Spatiotemporally modulated polyphenol–protein coating for accelerated healing of chronic wounds

Abstract

Chronic wounds are a common and serious complication. Abnormal microenvironments such as excessive oxidative stress, chronic inflammation, bacterial infection, and cellular dysfunction severely inhibit the wound healing process, leading to increased rates of amputation and mortality in diabetic patients.

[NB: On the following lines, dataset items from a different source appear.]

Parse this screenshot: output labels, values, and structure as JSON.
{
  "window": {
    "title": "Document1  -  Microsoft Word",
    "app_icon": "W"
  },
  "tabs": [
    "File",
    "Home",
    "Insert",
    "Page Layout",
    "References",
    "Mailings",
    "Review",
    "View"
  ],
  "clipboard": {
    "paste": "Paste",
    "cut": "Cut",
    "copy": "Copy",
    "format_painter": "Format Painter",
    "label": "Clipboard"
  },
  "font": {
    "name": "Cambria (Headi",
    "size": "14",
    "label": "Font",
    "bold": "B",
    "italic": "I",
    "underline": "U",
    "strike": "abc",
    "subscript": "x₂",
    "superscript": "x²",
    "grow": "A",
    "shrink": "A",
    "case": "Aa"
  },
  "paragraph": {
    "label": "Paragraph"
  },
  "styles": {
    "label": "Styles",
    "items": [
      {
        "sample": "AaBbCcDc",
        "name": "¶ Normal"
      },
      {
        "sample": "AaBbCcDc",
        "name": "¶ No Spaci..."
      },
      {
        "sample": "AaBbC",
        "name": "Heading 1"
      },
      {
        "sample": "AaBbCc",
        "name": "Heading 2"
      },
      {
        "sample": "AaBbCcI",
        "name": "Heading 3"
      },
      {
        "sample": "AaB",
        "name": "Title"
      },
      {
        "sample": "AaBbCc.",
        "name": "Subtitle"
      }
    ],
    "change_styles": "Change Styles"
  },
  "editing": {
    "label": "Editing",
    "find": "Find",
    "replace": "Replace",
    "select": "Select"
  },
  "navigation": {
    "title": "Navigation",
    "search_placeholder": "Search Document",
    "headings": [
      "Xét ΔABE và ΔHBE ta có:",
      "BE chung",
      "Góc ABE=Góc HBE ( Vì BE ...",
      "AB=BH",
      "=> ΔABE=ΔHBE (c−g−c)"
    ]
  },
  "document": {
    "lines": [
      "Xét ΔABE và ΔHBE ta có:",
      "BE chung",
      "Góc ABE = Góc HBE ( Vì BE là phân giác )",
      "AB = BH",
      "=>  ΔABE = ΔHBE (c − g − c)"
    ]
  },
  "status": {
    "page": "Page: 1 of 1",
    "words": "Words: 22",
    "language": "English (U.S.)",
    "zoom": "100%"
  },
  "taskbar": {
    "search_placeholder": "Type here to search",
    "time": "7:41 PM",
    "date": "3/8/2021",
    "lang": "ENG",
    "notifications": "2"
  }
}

In this study, a novel polyphenol–activated protein coating (PDA/HK@LZM) was successfully constructed via the adsorption of lysozyme on the surface of a polyphenol nanocomposite comprising dopamine and honokiol. The coating effectively maintains the integrity of secondary and tertiary protein structures and preserves up to 91% of the lysozyme activity. Moreover, the PDA/HK@LZM coating achieves the spatiotemporal regulation of the chronic wound microenvironment. In the initial stage, lysozyme dominates the immune response by enhancing macrophage phagocytosis and modulating inflammatory factors, while honokiol synergizes with free radical scavenging and antimicrobial activity; all three synergistically enhance the wound self-cleaning function. In the repair stage, exposed honokiol regulates inflammation, polarizing macrophages from the pro-inflammatory M1-type to the anti-inflammatory M2-type and accelerating wound repair. Moreover, the release of honokiol into the microenvironment prevents the formation of vascular microthrombi, facilitating the delivery of nutrients and oxygen. Full-thickness skin wound experiments confirmed the effectiveness of the PDA/HK@LZM coating dressing in promoting rapid healing of chronic wounds. This study introduces a novel strategy for constructing polyphenol–activated protein coatings with spatiotemporal modulation wound microenvironment, opening new possibilities for the efficient treatment of chronic wounds.